My DS, also 10, has very similar eating habits, but won't have burgers, sausages or pizza either! At least he'll have toast and cereal, though. Am trying not to worry too much as he IS growing, but I feel a bit like I've pandered to him too much; not sure how I can 'make' him eat a wider range of food (esp fruit and veg).

MrsCrabbyTree Tue 10-Oct-17 00:29:37

When I was a child I was the fussy eater. Many a time my parents lamented why don't you eat better like your cousins?

Boot is on the other foot now. I eat everything (mostly) and some of my cousins are picky picky picky.

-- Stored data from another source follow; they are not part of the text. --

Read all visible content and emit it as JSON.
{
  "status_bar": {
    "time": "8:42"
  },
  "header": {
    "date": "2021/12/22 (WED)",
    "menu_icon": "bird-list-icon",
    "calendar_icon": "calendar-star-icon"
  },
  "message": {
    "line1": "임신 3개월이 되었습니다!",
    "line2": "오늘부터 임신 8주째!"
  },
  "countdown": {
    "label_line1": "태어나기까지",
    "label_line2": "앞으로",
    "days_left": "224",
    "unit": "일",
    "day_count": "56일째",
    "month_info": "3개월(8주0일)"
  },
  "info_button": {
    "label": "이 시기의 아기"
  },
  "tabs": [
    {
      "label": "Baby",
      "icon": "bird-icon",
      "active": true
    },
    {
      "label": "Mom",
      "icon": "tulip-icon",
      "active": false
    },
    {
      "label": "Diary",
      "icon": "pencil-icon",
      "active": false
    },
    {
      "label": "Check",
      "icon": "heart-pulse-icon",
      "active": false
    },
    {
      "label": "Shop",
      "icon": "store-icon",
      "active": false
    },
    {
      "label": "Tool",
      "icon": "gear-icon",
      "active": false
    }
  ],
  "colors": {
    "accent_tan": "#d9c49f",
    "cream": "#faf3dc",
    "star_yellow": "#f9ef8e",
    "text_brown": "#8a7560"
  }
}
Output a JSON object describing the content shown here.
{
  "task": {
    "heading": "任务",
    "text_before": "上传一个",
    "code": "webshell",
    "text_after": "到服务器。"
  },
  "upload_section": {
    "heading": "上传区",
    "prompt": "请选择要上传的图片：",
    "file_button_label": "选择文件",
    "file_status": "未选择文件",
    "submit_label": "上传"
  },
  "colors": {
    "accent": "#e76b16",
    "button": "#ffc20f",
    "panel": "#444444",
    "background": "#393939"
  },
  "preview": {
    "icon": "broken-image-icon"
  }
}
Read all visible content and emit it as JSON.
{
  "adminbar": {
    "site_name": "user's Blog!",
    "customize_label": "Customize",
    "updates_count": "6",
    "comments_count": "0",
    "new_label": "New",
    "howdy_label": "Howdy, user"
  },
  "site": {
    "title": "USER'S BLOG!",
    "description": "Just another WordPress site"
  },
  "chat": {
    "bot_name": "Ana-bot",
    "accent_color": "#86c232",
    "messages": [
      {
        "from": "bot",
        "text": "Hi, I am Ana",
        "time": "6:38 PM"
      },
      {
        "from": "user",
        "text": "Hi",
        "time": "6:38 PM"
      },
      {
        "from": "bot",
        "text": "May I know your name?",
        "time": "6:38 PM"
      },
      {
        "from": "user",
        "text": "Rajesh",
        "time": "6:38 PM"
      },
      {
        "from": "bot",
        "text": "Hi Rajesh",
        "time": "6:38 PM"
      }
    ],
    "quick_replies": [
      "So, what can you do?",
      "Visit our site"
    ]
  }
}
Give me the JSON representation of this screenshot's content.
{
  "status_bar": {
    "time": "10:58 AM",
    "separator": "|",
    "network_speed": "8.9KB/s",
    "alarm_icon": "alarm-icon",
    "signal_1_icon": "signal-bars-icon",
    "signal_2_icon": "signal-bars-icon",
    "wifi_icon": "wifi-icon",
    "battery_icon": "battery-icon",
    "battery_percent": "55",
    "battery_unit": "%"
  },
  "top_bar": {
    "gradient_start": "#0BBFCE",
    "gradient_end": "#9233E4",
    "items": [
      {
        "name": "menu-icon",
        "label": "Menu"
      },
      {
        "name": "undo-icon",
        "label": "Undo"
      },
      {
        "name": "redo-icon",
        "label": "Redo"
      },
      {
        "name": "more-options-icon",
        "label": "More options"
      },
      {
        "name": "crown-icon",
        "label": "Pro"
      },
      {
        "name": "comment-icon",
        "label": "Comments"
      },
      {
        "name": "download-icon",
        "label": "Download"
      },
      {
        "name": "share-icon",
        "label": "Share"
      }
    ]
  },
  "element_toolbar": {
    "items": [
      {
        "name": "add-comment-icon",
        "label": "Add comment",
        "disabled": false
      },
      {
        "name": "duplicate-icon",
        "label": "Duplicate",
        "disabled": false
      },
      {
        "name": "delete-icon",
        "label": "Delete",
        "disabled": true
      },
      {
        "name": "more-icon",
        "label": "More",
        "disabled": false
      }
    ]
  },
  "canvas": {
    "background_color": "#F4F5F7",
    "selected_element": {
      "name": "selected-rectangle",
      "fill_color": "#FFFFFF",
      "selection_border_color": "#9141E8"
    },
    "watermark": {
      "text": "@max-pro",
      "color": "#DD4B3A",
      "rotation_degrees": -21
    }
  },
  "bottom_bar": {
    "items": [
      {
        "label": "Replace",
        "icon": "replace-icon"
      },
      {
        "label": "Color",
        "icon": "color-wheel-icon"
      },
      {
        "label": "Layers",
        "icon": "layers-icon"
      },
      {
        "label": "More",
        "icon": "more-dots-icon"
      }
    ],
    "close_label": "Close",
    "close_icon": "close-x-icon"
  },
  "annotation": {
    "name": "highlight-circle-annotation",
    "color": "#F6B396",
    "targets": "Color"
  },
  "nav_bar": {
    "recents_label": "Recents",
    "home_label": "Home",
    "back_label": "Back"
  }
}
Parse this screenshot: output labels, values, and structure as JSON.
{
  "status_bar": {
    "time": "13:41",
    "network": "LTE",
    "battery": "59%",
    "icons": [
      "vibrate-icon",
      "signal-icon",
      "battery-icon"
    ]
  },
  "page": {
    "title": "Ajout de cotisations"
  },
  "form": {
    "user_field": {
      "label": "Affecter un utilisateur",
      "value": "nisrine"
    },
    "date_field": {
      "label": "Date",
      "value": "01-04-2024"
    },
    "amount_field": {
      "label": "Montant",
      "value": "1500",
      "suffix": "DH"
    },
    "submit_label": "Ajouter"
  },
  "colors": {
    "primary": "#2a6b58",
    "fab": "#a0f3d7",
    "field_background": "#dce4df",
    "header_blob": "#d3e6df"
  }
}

My advice is not to make a food a stressful thing. The fussiness will pass and your child will remember your reasonableness, just as I remember my parents being so. Other relatives not so much, rude bloody bastards. grin

DiscoDeviant Tue 10-Oct-17 00:40:01

My eldest son was a terrible eater. In fact he seemed to exist on a couple of raisins some days. Until he was 3 he hardly ate anything. It was very very worrying. The doctor said he had hypersensitivity syndrome which was more than just food. Light, noise, texture etc. They said he would hopefully grow out of it and thankfully he has. Until he was 10 his diet was very limited, he didn't like anything in a sauce with bits of veg (spag Bol, curry etc), wasn't even keen on pasta and rice, or even roast potatoes. In the last 2 years he's suddenly started eating and trying new things. I think it's a combination of peers, school dinners and not being so frightened to try new things. He eats really well now. The never imagined he'd eat this well. I used to make a tomato sauce with loads of veg in and purée it down. Snacks were carrot sticks or fruit.